Greggs has a special place in the nation’s heart. There are over 2000 Greggs outlets in the UK, far more than McDonald’s, which has around 1,300. Greggs launched a frozen range into Iceland in 2012 and Iceland shoppers loved it. Greggs was a little bit worried the cheaper frozen range might steal sales from its shops, and a year after the launch it confessed it was selling fewer sausage rolls in stores “in close proximity” to an Iceland. But it just cut down the range in those stores, and all was well. The products flew out of freezers up and down the UK. And that was before the pandemic.

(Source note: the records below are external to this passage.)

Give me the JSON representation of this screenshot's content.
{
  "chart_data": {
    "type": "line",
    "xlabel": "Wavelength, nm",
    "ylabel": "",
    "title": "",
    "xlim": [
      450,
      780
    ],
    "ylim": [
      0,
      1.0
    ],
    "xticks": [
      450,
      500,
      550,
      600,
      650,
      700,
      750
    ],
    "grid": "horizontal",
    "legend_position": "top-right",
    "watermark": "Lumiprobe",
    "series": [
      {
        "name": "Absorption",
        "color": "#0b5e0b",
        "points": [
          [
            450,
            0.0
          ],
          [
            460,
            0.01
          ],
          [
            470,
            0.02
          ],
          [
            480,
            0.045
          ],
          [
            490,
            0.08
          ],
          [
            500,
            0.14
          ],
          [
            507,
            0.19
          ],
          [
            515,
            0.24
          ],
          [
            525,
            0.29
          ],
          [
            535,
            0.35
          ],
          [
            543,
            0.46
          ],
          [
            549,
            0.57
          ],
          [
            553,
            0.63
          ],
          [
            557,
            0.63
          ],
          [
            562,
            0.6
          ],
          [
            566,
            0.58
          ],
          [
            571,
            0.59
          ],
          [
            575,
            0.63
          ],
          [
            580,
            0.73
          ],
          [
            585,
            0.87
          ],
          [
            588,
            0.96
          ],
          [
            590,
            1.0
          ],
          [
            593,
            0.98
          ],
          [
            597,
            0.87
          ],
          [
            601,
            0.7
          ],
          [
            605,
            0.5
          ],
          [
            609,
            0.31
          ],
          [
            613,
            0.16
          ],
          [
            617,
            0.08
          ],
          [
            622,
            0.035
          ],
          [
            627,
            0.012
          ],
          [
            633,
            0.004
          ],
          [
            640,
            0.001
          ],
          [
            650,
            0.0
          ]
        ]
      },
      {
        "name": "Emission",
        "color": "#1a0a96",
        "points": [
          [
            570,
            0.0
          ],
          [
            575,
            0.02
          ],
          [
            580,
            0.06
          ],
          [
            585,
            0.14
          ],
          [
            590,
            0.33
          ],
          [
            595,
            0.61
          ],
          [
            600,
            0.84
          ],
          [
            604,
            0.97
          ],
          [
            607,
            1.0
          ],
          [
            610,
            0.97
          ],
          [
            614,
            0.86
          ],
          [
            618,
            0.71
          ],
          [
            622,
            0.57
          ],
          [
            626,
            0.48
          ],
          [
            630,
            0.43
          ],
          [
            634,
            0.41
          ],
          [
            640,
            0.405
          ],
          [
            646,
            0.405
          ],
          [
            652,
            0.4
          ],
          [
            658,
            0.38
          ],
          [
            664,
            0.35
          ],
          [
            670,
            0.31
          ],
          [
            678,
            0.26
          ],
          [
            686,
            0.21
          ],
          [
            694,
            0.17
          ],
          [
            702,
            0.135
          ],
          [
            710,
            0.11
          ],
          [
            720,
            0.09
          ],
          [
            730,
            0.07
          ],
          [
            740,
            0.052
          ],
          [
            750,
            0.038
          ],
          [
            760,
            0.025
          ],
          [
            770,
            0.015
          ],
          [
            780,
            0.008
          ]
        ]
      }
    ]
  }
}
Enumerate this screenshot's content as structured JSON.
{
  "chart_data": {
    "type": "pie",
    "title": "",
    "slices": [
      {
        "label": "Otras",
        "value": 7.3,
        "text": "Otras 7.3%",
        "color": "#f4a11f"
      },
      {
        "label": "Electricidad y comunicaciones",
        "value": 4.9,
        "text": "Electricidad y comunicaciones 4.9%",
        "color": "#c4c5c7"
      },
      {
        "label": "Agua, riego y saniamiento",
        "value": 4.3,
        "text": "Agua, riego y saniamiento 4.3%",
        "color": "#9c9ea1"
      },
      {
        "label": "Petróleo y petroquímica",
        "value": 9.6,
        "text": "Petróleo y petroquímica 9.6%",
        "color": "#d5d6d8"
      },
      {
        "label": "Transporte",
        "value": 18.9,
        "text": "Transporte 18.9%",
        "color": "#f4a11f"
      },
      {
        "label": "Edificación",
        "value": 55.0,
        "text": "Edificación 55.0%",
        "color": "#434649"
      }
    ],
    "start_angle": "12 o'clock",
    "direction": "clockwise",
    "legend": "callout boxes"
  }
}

During lockdown, Greggs addicts desperate for a fix swarmed down to Iceland and filled their trollies. And today, a spokeswoman for Greggs says offering a “variety of ways to enjoy Greggs on-the-go or at home has become increasingly important” to its growth. She adds its partnership with Iceland doesn’t mean any “compromise on quality” and that sales soared by “13.5% in 2021.”
In its last set of accounts, Greggs said sales in Iceland were “record breaking”. Most importantly of all, sales just keep going up all round. So ten years on from diversifying into freezers, Greggs has a bigger business overall. As does PizzaExpress, which has been slinging supermarket pizza since 2000. “We haven’t experienced any cannibalisation, and we continually build our presence,” says Bowley.

So maybe it’s true. A home-cooked PizzaExpress, or a Greggs, or a Nando’s, isn’t quite the same if you’re eating it at home as it is when you eat it in a restaurant. But it’s almost as good. And if another lockdown strikes, maybe KFC and McDonald’s will join.